Many believe that the ECB came to this decision because it plans to lift assistance programs much earlier than expected. Therefore, to avoid panic and problems, the central bank focused on limiting bond yields, as its rise would seriously affect the already weak EU economy.

Back in December 2020, the PEPP program was already increased by € 500 billion and extended until the end of March 2022. The ECB also said it will not use the full scope of the program unless needed.

Of course, this recent decision of the central bank strengthened risk assets. However, it did not lead to a very strong growth in EUR / USD. Apparently, resistance is solid around 1.1989, so it is quite impossible to go beyond it. But if the quote successfully breaks above the level, EUR / USD will be able to jump towards 1.2050, 1.2110 or higher. Meanwhile, if the euro returns to 1.1933, the pair will collapse to 1.1890, and then to 1.1835.

With regards to macro statistics, a rather strong data was released on the US labor market yesterday. According to the Department of Labor, jobless claims fell to 712,000 in the week to March 6, which is 42,000 lower than its figure a week earlier. Many economists expected the number to fall to 725 000. The less volatile four-week moving average also fell to 759,000.
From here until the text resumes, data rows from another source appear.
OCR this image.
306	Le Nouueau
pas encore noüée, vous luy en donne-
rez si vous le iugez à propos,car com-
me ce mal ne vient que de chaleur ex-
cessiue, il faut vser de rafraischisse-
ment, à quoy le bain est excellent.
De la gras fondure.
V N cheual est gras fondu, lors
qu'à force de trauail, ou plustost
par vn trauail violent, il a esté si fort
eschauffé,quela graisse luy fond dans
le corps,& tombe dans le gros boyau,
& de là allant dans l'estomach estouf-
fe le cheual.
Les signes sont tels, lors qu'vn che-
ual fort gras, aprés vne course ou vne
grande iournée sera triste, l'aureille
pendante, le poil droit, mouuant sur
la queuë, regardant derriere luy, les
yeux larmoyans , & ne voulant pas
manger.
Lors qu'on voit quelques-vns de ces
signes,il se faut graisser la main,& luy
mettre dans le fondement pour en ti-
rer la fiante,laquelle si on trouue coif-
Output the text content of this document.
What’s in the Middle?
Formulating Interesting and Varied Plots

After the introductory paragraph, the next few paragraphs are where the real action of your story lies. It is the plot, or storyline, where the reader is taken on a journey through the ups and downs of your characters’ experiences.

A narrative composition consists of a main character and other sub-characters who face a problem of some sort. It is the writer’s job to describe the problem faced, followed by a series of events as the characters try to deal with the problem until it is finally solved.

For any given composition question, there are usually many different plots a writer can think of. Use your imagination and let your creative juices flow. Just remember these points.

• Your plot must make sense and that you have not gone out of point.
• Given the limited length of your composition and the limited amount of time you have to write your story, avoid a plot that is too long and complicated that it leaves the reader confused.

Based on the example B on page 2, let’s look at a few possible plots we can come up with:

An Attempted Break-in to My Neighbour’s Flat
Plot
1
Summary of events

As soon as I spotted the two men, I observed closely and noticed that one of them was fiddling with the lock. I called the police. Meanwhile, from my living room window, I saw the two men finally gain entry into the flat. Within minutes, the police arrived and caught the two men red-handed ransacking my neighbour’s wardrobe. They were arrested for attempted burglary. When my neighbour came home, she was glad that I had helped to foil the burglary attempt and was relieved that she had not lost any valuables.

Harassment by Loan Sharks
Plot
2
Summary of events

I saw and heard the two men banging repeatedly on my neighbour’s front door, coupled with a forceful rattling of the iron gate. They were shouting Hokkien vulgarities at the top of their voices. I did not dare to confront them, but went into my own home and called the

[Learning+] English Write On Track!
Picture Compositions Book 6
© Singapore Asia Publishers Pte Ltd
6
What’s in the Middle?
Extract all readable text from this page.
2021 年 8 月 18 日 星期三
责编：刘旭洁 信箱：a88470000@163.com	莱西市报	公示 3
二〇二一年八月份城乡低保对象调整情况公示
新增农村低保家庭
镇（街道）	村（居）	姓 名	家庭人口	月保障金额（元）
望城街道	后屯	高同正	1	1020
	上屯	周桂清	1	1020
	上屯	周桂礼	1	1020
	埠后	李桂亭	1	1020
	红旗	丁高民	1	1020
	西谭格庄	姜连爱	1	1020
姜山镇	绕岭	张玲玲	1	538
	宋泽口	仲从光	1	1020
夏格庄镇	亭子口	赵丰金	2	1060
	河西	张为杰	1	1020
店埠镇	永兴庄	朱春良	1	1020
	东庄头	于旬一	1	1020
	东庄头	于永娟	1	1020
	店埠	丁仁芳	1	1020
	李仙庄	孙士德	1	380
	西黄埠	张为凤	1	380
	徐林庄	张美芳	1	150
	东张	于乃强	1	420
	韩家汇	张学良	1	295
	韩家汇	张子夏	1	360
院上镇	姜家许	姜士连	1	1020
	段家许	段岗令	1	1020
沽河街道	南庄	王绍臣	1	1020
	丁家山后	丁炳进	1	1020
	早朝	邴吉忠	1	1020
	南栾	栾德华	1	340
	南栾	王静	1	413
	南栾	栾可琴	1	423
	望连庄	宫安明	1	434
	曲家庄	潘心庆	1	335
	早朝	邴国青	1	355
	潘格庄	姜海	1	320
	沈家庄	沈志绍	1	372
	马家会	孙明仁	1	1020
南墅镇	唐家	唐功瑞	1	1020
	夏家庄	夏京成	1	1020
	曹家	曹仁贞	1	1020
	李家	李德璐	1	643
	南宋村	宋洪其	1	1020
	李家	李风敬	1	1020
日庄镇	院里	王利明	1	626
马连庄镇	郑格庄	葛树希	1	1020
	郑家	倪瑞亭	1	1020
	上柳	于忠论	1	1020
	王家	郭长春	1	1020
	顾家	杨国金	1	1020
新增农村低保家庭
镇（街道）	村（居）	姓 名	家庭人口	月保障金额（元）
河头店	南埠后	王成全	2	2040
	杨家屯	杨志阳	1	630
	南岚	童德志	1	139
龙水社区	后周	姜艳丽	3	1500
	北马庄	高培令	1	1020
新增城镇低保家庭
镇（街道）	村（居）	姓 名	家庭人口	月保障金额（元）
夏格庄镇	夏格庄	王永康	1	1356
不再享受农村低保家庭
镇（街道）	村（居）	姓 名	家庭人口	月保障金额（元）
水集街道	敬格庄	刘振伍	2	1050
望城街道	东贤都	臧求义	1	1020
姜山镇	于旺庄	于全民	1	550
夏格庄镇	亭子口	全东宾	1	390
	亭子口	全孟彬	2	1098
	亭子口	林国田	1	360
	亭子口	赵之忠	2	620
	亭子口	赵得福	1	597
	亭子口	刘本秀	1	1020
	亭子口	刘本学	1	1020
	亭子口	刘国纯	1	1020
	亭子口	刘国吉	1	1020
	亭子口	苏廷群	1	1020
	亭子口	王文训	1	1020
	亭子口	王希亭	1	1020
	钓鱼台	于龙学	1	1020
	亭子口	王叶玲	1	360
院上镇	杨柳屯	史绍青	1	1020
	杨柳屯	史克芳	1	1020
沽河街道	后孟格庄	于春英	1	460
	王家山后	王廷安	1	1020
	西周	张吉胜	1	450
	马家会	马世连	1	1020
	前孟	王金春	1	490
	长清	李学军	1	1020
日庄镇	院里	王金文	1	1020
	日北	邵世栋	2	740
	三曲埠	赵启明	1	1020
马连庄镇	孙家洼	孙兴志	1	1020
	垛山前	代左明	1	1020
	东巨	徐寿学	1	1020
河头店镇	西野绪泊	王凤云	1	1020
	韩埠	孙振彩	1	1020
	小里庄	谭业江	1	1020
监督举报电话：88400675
Today, a fairly large number of fundamental statistics will be released, and these are monthly forecasts for UK GDP, data on industrial production and reports on foreign trade and services. The UK economy is forecast to contract by 4.9% month-on-month, breaking 1.2% growth in December. Meanwhile, the UK trade deficit should decrease slightly to 12.5 points, while industrial production should fall by 0.6%. Market players will also look forward to the final data on German CPI, as well as the report on EU industrial production, which is expected to rise by 0.2%.

As for the GBP / USD pair, buyers are having growth problems around the 40th figure, but as soon as the quote successfully moves above it, the pound will easily jump towards 1.4060 and 1.4120. But if the quote returns to 1.3925, GBP / USD may collapse to 1.3850.